In February 2006, Ubalijoro left Heineken Brewery headquarters in Amsterdam as he became the general manager of Brasseries de Bourbon, a part of Heineken Brewery located in Réunion Island. He served in this position until August 2010 when he was appointed as managing director responsible for Caribbean and Americas Heineken exports, with office in Miami, Florida, he worked under this position for 8 years.
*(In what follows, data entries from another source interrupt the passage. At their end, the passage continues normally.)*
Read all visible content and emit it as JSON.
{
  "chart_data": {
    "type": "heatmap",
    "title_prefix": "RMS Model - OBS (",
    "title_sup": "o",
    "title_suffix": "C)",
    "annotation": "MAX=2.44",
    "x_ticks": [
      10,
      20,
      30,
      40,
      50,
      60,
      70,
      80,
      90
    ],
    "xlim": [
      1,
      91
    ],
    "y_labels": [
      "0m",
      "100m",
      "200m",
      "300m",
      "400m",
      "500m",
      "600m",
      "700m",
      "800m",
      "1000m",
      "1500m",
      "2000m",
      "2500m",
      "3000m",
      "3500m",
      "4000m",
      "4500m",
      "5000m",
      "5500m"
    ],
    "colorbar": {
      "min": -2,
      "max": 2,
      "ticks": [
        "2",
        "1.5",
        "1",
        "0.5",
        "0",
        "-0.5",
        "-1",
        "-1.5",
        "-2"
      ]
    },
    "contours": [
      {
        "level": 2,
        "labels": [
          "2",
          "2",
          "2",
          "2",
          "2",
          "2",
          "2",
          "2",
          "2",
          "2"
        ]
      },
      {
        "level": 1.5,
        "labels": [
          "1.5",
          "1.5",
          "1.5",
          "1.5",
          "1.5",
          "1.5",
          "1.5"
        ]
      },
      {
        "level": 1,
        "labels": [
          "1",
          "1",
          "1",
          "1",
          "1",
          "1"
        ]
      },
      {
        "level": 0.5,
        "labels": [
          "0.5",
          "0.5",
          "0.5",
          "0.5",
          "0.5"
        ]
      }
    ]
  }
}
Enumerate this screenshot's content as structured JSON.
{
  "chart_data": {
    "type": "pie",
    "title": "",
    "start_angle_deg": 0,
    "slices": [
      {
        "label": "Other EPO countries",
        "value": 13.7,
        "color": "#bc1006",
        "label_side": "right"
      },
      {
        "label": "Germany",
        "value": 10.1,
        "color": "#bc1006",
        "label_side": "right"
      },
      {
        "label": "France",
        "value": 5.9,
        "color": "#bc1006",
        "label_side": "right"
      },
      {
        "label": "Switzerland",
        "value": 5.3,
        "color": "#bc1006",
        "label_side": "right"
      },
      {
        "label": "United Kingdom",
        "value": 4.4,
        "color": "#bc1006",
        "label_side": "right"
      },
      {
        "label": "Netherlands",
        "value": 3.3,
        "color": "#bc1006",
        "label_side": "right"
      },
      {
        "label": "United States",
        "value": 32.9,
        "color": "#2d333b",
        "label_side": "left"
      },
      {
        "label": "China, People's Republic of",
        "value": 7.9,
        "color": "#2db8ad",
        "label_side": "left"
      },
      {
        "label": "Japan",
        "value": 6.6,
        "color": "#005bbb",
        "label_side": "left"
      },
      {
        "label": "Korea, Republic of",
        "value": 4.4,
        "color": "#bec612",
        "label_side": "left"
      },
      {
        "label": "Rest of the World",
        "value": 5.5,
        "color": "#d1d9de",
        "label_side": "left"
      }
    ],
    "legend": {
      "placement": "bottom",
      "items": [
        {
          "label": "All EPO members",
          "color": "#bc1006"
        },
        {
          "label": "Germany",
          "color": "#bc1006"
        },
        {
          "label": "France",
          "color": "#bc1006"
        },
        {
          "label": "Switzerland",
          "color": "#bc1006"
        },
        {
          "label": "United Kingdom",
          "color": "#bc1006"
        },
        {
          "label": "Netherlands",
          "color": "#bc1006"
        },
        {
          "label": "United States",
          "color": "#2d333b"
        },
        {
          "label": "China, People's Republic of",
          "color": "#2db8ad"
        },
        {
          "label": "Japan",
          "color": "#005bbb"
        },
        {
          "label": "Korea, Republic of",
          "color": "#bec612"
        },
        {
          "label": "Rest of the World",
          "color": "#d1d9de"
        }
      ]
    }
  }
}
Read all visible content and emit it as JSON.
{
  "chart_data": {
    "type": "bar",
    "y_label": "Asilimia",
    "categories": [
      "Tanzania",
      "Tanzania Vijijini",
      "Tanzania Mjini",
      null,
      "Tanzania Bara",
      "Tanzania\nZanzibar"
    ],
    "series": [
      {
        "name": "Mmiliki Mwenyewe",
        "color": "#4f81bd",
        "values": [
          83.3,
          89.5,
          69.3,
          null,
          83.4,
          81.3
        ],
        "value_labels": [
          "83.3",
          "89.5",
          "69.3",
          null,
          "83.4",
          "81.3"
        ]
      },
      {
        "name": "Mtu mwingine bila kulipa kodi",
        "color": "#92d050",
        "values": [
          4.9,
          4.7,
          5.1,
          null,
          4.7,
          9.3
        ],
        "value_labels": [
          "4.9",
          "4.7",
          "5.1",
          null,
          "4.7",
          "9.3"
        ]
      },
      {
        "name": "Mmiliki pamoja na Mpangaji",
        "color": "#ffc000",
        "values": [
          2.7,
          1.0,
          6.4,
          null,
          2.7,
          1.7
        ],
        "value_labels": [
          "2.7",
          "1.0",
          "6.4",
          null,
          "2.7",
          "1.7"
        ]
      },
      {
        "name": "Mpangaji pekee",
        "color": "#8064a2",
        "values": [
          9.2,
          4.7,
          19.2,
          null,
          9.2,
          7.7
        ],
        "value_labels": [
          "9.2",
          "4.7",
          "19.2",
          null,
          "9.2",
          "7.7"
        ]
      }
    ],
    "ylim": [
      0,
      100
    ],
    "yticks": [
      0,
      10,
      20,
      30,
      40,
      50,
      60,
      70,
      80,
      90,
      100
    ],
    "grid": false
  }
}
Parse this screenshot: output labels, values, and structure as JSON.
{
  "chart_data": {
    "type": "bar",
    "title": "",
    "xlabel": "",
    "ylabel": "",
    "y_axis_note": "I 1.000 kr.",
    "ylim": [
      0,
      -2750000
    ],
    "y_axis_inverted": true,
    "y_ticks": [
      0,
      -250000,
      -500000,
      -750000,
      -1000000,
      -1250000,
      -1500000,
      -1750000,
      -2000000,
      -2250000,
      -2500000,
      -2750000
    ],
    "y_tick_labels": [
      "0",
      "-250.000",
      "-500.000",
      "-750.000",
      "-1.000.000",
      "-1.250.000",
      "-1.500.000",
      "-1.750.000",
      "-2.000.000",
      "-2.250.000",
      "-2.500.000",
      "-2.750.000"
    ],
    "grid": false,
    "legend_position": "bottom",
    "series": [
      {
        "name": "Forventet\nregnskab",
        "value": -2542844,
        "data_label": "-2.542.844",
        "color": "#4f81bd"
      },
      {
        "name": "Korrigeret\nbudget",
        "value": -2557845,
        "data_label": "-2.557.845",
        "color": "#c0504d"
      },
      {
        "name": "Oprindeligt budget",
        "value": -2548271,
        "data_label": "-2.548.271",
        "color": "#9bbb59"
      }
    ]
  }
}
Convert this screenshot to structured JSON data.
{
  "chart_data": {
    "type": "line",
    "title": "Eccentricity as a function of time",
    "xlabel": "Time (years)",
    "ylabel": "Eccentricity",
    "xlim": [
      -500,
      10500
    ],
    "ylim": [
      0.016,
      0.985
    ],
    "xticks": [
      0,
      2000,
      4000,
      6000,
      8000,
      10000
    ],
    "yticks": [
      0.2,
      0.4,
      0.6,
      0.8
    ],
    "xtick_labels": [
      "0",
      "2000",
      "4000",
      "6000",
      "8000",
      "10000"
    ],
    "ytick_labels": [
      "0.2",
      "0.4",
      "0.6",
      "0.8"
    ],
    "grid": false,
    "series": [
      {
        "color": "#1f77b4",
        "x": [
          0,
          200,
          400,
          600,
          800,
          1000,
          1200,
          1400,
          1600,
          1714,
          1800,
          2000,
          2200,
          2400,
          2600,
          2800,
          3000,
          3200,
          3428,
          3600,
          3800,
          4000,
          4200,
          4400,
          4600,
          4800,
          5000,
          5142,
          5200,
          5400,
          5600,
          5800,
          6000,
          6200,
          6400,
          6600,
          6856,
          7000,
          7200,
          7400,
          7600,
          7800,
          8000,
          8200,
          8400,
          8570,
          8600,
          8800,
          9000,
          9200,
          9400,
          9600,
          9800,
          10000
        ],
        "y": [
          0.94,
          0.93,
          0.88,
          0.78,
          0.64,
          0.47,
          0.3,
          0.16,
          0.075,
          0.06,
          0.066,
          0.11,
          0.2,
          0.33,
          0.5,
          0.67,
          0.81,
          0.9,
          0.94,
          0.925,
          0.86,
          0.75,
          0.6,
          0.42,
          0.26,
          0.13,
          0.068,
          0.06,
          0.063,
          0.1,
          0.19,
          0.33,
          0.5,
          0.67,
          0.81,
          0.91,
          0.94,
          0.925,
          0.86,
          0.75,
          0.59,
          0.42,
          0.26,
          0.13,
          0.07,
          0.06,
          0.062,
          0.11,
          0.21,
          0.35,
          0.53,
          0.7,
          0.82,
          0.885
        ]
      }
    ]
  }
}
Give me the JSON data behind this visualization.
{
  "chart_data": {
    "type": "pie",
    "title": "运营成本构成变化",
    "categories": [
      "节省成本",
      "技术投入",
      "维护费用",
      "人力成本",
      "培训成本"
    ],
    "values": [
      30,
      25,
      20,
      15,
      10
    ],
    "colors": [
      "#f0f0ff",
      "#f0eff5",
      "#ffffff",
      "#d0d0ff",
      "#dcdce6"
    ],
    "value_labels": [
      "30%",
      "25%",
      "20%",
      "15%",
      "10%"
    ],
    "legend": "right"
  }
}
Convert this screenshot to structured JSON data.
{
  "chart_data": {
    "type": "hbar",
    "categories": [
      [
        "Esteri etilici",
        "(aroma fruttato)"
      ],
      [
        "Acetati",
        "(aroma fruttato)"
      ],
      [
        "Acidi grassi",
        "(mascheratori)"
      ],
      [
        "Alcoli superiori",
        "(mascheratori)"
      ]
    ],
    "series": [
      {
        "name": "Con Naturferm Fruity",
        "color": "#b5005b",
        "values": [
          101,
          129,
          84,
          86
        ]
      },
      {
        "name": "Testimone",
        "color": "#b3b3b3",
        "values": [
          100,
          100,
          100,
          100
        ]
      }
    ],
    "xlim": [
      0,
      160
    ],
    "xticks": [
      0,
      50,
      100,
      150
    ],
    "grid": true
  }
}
In September 2018, Ubalijoro was appointed to serve as managing director of Heineken Brewery in Ethiopia, based in Addis Abba until May 2020 when he exited Heineken Brewery doors for the first time in previous 30 years.

=== Molson coors ===
After 30 year-long career with Heineken Brewery in August 2020, Ubalijoro joined Molson Coors beverage company, a Canadian–American multinational drink and brewing company as strategic projects partner based in Chicago. After few months in March 2021, he was promoted and appointed as vice president at the company responsible for sales of central region states of United States of America based in Texas.

== Additional career ==

Board of Directorships
| No | Company | Country | Start | End | References |
|---|---|---|---|---|---|
| 1. | Heineken Panama | Panama | 2010 | 2018 |  |
| 2. | Heineken Suriname | Suriname | 2010 | 2018 |  |
| 3. | Commonwealth Brewery company (Kalik beers ) | The Bahamas | 2012 | 2020 |  |
| 4. | FIFCO | Costa Rica | 2015 | 2018 |  |
| 5. | Desnoes & Geddes beverage company (Red Stripe beers) | Jamaica | 2015 | 2020 |  |
| 6. | Windward Leeward Brewery Company | St Lucia | 2016 | 2020 |  |
| 7. | Bank of Kigali | Rwanda | 2020 | - |  |

== Personal life ==
Ubalijoro is married with 3 children.